The Fantastic Life of Mercedes Art Cars



As the title sponsor of Berlin’s Fashion Week, Mercedes-Benz placed some of its own designs into striking art installations meant to represent the eras in which the cars were built.
As part of the “Recollection Quartett,” staged by Mercedes-Benz and MoMu Fashion Museum, Antwerp, Belgian artist and photographer Frederik Heyman placed four cars amidst updated stereotypes of the years between 1967 and 1991.
For instance, though the SL roadster shown above was built in Germany, the artist said it came into its own on Sunset Boulevard during the freewheeling 1970s.

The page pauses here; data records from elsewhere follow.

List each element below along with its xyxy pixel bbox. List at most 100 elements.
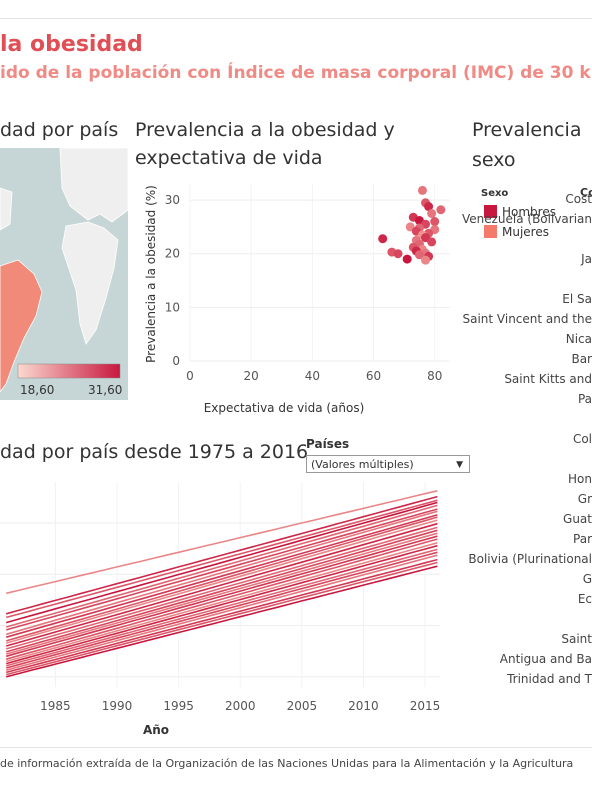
- scatter-point[interactable]: [421, 255, 431, 265]
- map-land-europe: [59, 148, 128, 223]
- sex-legend-label: Mujeres: [502, 225, 549, 239]
- scatter-title-line2: expectativa de vida: [135, 147, 323, 169]
- line-series[interactable]: [5, 504, 438, 628]
- country-label: Nica: [565, 332, 592, 346]
- line-series[interactable]: [5, 558, 438, 674]
- scatter-point[interactable]: [414, 250, 424, 260]
- line-x-tick: 2010: [348, 699, 379, 713]
- country-label: Venezuela (Bolivarian: [462, 212, 592, 226]
- line-series[interactable]: [5, 532, 438, 655]
- paises-dropdown-value: (Valores múltiples): [311, 458, 414, 471]
- footer-source-note: de información extraída de la Organizaci…: [0, 757, 574, 770]
- country-label: Cost: [565, 192, 592, 206]
- map-land-africa: [61, 221, 119, 345]
- sex-panel-title-line2: sexo: [472, 149, 516, 171]
- line-series[interactable]: [5, 526, 438, 650]
- line-series[interactable]: [5, 565, 438, 678]
- scatter-y-tick: 20: [165, 247, 180, 261]
- line-series[interactable]: [6, 490, 438, 595]
- country-label: Ec: [577, 592, 592, 606]
- line-x-tick: 2000: [225, 699, 256, 713]
- scatter-x-tick: 40: [305, 369, 320, 383]
- line-x-tick: 1995: [163, 699, 194, 713]
- dashboard-title: la obesidad: [0, 32, 143, 57]
- map-land-north-america: [0, 187, 13, 231]
- paises-filter-label: Países: [306, 437, 350, 451]
- scatter-x-tick: 0: [186, 369, 194, 383]
- scatter-point[interactable]: [427, 209, 437, 218]
- scatter-point[interactable]: [378, 234, 388, 244]
- scatter-point[interactable]: [424, 202, 434, 212]
- scatter-y-axis-label: Prevalencia a la obesidad (%): [144, 185, 158, 363]
- country-label: Pa: [577, 392, 592, 406]
- map-panel-title: dad por país: [0, 119, 119, 141]
- scatter-point[interactable]: [393, 249, 403, 259]
- sex-legend-swatch[interactable]: [484, 205, 497, 218]
- scatter-point[interactable]: [430, 217, 440, 227]
- sex-legend-swatch[interactable]: [484, 225, 497, 238]
- country-label: Saint: [561, 632, 592, 646]
- country-label: Bolivia (Plurinational: [468, 552, 592, 566]
- scatter-point[interactable]: [436, 205, 446, 215]
- country-label: Trinidad and T: [507, 672, 592, 686]
- line-x-tick: 2015: [410, 699, 441, 713]
- line-panel-title: dad por país desde 1975 a 2016: [0, 441, 309, 463]
- sex-legend-label: Hombres: [502, 205, 556, 219]
- line-series[interactable]: [5, 529, 438, 653]
- line-series[interactable]: [5, 542, 438, 663]
- country-label: Gr: [577, 492, 592, 506]
- country-label: Antigua and Ba: [499, 652, 592, 666]
- line-series[interactable]: [5, 514, 438, 638]
- line-x-tick: 1990: [102, 699, 133, 713]
- line-x-axis-label: Año: [143, 723, 169, 737]
- map-legend-max: 31,60: [88, 383, 123, 397]
- line-series[interactable]: [5, 516, 438, 642]
- map-legend-min: 18,60: [20, 383, 55, 397]
- scatter-y-tick: 0: [172, 354, 180, 368]
- scatter-point[interactable]: [402, 254, 412, 264]
- country-label: G: [582, 572, 592, 586]
- line-series[interactable]: [5, 554, 438, 671]
- line-series[interactable]: [5, 544, 438, 665]
- line-series[interactable]: [5, 519, 438, 644]
- scatter-point[interactable]: [417, 185, 427, 195]
- scatter-title-line1: Prevalencia a la obesidad y: [135, 119, 395, 141]
- line-series[interactable]: [5, 551, 438, 669]
- line-series[interactable]: [5, 538, 438, 660]
- line-series[interactable]: [5, 495, 438, 615]
- choropleth-map[interactable]: [0, 148, 128, 400]
- country-label: Saint Vincent and the: [462, 312, 592, 326]
- sex-legend-title: Sexo: [481, 188, 509, 199]
- scatter-x-axis-label: Expectativa de vida (años): [204, 401, 365, 415]
- country-label: El Sa: [562, 292, 592, 306]
- country-label: Guat: [563, 512, 592, 526]
- country-label: Col: [572, 432, 592, 446]
- line-series[interactable]: [5, 522, 438, 647]
- line-series[interactable]: [5, 510, 438, 636]
- line-series[interactable]: [5, 508, 438, 631]
- map-land-south-america: [0, 259, 43, 393]
- sex-panel-title-line1: Prevalencia: [472, 119, 582, 141]
- scatter-y-tick: 30: [165, 193, 180, 207]
- line-chart[interactable]: Año 1985 1990 1995 2000 2005 2010 2015: [0, 474, 462, 740]
- country-label: Hon: [568, 472, 592, 486]
- line-x-tick: 1985: [40, 699, 71, 713]
- scatter-x-tick: 80: [427, 369, 442, 383]
- country-list: Cost Venezuela (Bolivarian Ja El Sa Saint Vi…: [462, 192, 592, 702]
- country-label: Saint Kitts and: [504, 372, 592, 386]
- line-series[interactable]: [5, 501, 438, 624]
- country-column-header: Co: [580, 186, 592, 199]
- line-series[interactable]: [5, 548, 438, 667]
- paises-dropdown[interactable]: (Valores múltiples) ▼: [306, 455, 470, 473]
- country-label: Bar: [571, 352, 592, 366]
- country-label: Par: [573, 532, 592, 546]
- line-series[interactable]: [5, 561, 438, 676]
- line-series[interactable]: [5, 499, 438, 619]
- scatter-point[interactable]: [427, 237, 437, 247]
- footer-rule: [0, 747, 592, 748]
- top-rule: [0, 18, 592, 19]
- dashboard-subtitle: ido de la población con Índice de masa c…: [0, 63, 591, 83]
- scatter-chart[interactable]: Prevalencia a la obesidad (%) Expectativ…: [135, 176, 465, 421]
- country-label: Ja: [581, 252, 592, 266]
- line-series[interactable]: [5, 535, 438, 658]
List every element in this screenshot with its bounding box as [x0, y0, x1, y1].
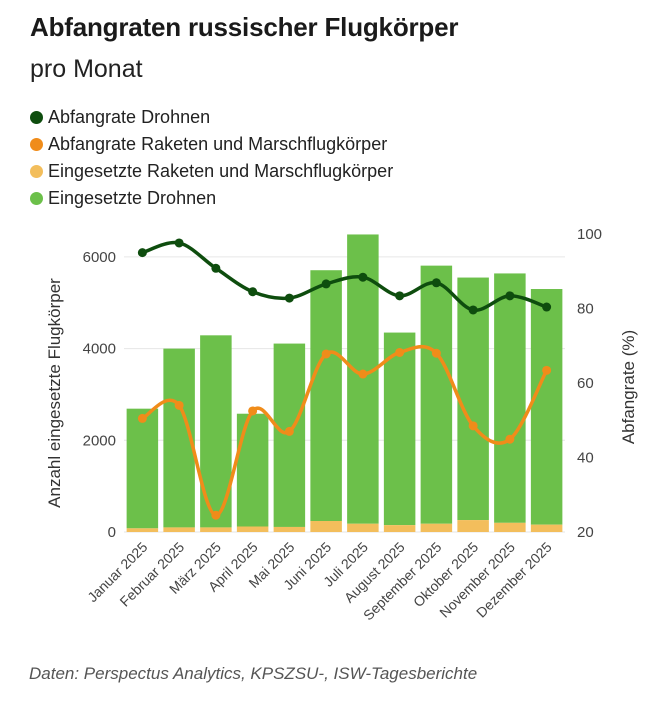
legend-swatch [30, 165, 43, 178]
point-drone-rate [211, 263, 221, 273]
point-drone-rate [468, 305, 478, 315]
point-missile-rate [431, 348, 441, 358]
bar-drones [530, 289, 563, 525]
y-tick-label-right: 40 [577, 450, 594, 467]
point-drone-rate [284, 293, 294, 303]
bar-drones [236, 413, 269, 527]
point-drone-rate [358, 272, 368, 282]
point-missile-rate [505, 434, 515, 444]
bar-drones [457, 277, 489, 521]
bar-drones [420, 265, 453, 524]
point-missile-rate [395, 347, 405, 357]
point-missile-rate [468, 421, 478, 431]
y-axis-title-right: Abfangrate (%) [619, 330, 638, 444]
point-missile-rate [542, 365, 552, 375]
bar-drones [310, 270, 342, 521]
chart-subtitle: pro Monat [30, 55, 143, 83]
bar-missiles [236, 526, 269, 532]
point-missile-rate [248, 406, 258, 416]
legend-item-drone-rate: Abfangrate Drohnen [30, 104, 393, 131]
bar-drones [126, 408, 159, 529]
point-missile-rate [174, 400, 184, 410]
bar-missiles [494, 522, 526, 532]
bar-missiles [457, 520, 489, 532]
legend-label: Eingesetzte Raketen und Marschflugkörper [48, 161, 394, 181]
chart-title: Abfangraten russischer Flugkörper [30, 12, 459, 42]
bar-missiles [200, 527, 232, 532]
bar-drones [494, 273, 526, 523]
point-drone-rate [137, 248, 147, 258]
legend-item-missiles-used: Eingesetzte Raketen und Marschflugkörper [30, 158, 393, 185]
point-drone-rate [395, 291, 405, 301]
legend-swatch [30, 138, 43, 151]
bar-missiles [530, 524, 563, 532]
point-drone-rate [321, 279, 331, 289]
y-tick-label-right: 100 [577, 226, 602, 243]
data-source-note: Daten: Perspectus Analytics, KPSZSU-, IS… [29, 664, 478, 683]
y-tick-label-right: 60 [577, 375, 594, 392]
y-tick-label-left: 2000 [83, 432, 116, 449]
point-drone-rate [248, 287, 258, 297]
bar-missiles [347, 523, 379, 532]
bar-missiles [383, 525, 416, 532]
legend-label: Abfangrate Raketen und Marschflugkörper [48, 134, 388, 154]
bar-missiles [420, 523, 453, 532]
legend-swatch [30, 192, 43, 205]
bar-missiles [163, 527, 195, 532]
point-drone-rate [542, 302, 552, 312]
y-tick-label-right: 80 [577, 301, 594, 318]
y-tick-label-left: 4000 [83, 341, 116, 358]
y-tick-label-left: 6000 [83, 249, 116, 266]
point-missile-rate [211, 510, 221, 520]
y-tick-label-left: 0 [108, 524, 116, 541]
y-tick-label-right: 20 [577, 524, 594, 541]
y-axis-title-left: Anzahl eingesetzte Flugkörper [45, 278, 64, 508]
legend-label: Eingesetzte Drohnen [48, 188, 217, 208]
point-missile-rate [137, 413, 147, 423]
point-missile-rate [358, 369, 368, 379]
bar-missiles [273, 526, 306, 532]
legend-label: Abfangrate Drohnen [48, 107, 211, 127]
point-drone-rate [174, 238, 184, 248]
bar-missiles [310, 520, 342, 532]
point-missile-rate [321, 349, 331, 359]
legend-item-drones-used: Eingesetzte Drohnen [30, 185, 393, 212]
bar-drones [383, 332, 416, 526]
point-missile-rate [284, 426, 294, 436]
legend-swatch [30, 111, 43, 124]
legend-item-missile-rate: Abfangrate Raketen und Marschflugkörper [30, 131, 393, 158]
point-drone-rate [505, 291, 515, 301]
bar-missiles [126, 528, 159, 532]
point-drone-rate [431, 278, 441, 288]
legend: Abfangrate Drohnen Abfangrate Raketen un… [30, 104, 393, 212]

Though we seem to recall gas lines, Watergate and skyrocketing interest rates, Heyman and fashion designer Bernhard Willhelm pay tribute to those who spent the entire Carter administration on a mattress at Plato’s Retreat.
Interestingly, the 1980s-era W123 wagon best known in the United States for shuttling wealthy suburbanites between tennis lessons and the pool at the club was popular among West German lumberjacks, tradesmen and outdoors enthusiasts. Mannequins in shoulder pads surrounding an S-Class coupe underneath fragments of a globe made from a chess board represent wealth and power in the late ’80s, while the models’ long shadows show they’re also pawns in that game.
About the only installation we can instantly relate to is the one surrounding the rock-solid W115. Faceless businesspeople in gray flannel suits look like they’ve stepped straight out of a Magritte painting, while a secretary in the front seat types out an advertisement in Arabic that reads “Taxi for sale,” a nod to the livery service the venerable “Stroke 8″ models have offered around the world.
While the settings are certainly high-concept, they’re also proof that cars are as much a product of their respective eras as they are representative of those times.
Photos: Mercedes-Benz

The W115 was popular among business types and cab drivers in far-flung locales

Bobby Brown drove a 560 SEC, and so did world power players in the late '80s.